Однако нужно было преодолеть еще одно, последнее препятствие. Некоторые эллиптические кривые по-прежнему не поддавались. Именно тогда на горизонте снова возникла фигура Барри Мазура: именно его статья навела Уайлса на мысль изменить один из рассматриваемых параметров. Уайлс вспоминает:
«Я уточнял детали доказательства, время летело незаметно, и в тот день я даже забыл поесть. Настало время пить чай, я спустился с чердака, и Нада (жена Уайлса. — Примеч. автора) удивилась, почему я спустился так поздно… и я сказал, что, по-моему, доказал последнюю теорему Ферма. Я был уверен, что решение было у меня в руках. Джон Коутс, мой руководитель в Кембридже, через несколько дней собирался провести конференцию. Мне показалось, что именно эта конференция как нельзя лучше подойдет, чтобы представить мое доказательство. Это был мой старый дом, именно там я защитил докторскую».

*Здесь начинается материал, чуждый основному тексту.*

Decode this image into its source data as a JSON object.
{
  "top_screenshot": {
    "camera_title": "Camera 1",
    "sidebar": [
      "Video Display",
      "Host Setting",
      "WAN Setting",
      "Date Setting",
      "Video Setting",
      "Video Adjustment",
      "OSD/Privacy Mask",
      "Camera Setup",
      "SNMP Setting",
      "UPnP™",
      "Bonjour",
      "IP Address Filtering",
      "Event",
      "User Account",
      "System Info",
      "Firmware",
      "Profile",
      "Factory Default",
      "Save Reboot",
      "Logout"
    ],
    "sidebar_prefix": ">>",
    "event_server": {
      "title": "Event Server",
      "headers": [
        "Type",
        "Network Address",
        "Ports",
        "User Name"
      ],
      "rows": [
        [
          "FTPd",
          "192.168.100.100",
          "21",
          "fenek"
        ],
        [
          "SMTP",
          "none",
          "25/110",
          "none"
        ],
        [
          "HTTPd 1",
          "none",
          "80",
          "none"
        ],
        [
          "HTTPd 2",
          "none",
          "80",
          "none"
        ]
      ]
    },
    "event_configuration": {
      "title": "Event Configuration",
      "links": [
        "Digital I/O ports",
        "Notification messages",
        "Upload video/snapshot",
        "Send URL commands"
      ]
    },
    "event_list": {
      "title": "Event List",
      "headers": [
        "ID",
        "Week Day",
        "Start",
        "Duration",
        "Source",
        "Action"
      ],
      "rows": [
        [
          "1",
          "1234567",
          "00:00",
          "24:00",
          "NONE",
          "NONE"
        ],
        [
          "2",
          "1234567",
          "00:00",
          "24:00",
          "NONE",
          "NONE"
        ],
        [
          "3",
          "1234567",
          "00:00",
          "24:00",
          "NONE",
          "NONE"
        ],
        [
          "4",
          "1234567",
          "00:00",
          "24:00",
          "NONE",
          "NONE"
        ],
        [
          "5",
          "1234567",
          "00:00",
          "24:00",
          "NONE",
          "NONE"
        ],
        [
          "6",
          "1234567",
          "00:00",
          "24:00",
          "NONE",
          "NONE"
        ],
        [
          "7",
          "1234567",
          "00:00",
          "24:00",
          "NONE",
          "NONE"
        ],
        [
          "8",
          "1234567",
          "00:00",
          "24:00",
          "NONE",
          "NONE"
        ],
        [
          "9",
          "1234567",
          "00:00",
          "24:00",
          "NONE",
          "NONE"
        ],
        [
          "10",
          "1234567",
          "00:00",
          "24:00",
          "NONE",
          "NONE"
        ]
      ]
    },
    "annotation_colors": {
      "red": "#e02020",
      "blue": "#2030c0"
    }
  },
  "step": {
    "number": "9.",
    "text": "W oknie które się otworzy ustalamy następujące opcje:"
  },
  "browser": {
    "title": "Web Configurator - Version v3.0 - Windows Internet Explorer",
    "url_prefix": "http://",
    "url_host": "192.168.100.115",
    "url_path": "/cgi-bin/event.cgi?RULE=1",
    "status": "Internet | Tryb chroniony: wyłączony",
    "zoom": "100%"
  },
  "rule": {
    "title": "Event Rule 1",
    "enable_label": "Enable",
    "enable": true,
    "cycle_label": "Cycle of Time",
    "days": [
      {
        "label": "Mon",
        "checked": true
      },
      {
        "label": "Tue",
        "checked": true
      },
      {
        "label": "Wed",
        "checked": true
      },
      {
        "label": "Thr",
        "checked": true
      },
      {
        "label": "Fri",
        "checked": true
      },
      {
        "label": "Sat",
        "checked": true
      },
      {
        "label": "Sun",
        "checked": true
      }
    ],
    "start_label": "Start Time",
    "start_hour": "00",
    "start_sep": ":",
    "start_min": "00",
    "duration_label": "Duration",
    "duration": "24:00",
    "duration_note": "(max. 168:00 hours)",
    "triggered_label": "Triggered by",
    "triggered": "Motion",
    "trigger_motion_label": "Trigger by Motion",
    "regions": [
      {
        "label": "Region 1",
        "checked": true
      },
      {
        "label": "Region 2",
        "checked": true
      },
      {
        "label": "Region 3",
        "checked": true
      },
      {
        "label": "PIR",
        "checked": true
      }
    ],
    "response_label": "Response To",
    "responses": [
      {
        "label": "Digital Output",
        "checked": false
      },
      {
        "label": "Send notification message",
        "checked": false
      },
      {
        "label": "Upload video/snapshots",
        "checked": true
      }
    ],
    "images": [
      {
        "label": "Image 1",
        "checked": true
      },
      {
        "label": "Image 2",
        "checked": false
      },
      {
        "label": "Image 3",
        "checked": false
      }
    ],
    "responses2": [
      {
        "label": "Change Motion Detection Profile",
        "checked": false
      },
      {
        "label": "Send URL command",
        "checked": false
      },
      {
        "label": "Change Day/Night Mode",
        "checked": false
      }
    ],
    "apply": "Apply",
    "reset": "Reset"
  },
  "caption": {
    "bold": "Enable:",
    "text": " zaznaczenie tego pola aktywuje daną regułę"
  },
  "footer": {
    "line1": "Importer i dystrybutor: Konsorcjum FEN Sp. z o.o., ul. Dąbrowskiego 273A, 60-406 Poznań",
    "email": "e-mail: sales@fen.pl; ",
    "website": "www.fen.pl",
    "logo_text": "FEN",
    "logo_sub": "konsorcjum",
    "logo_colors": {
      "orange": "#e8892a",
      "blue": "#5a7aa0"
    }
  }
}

Конференция в Кембридже должна была состояться через несколько дней, с 21 по 23 июня, и Уайлс неутомимо приводил в порядок результаты последних семи лет работы. Окончательный вариант рукописи насчитывал 200 страниц и был закончен как раз тогда, когда нужно было садиться на самолет и лететь в Великобританию.
Обложка видеокассеты с фильмом о последней теореме Ферма. Фильм был снят в июле 1993 года. В него вошли интервью с различными математиками, в частности, Эндрю Уайлсом и Кеном Рибетом.
Англичанин Джон Хортон Конвей в 1993 году был ярчайшей звездой на кафедре математики Принстонского университета. Он был признанным экспертом в геометрии, теории групп и теории игр. Кроме того, он изобрел один из первых и самых популярных клеточных автоматов — игру «Жизнь». 23 июня Конвей, не изменявший привычке рано вставать, первым открыл двери кафедры. Несколько недель назад один из его коллег, Эндрю Уайлс, отправился на конференцию в Кембридж, и в течение уже нескольких дней до Конвея, активного члена международного математического сообщества, доносились самые разные слухи. Говорили, что Уайлс достиг выдающегося, удивительного результата, однако подробности были неизвестны. С первыми лучами утренней зари, осветившими горы бумаг и книг, которыми был заполнен его кабинет, Конвей включил компьютер, чтобы прочитать почту, пришедшую прошлой ночью. Одним из последних загрузилось письмо, написанное в 5 часов 53 минуты. Его тема звучала просто: «Уайлс доказал великую теорему Ферма».
Уайлс вернулся в Принстон в пятницу. Он чувствовал себя эмоционально опустошенным. «Почти семь лет я только и делал, что работал над этой задачей, — признался Уайлс. — И вскоре все отошло на второй план. Я забыл, каково это — вставать утром и думать о чем-то другом». На Уайлса обрушился шквал поздравлений. Некоторые благодарили его за то, что смогли при жизни увидеть доказательство теоремы Ферма. Резонанс был столь велик, что (небывалый случай!) американский журнал People включил Уайлса в список 25 самых интригующих людей года.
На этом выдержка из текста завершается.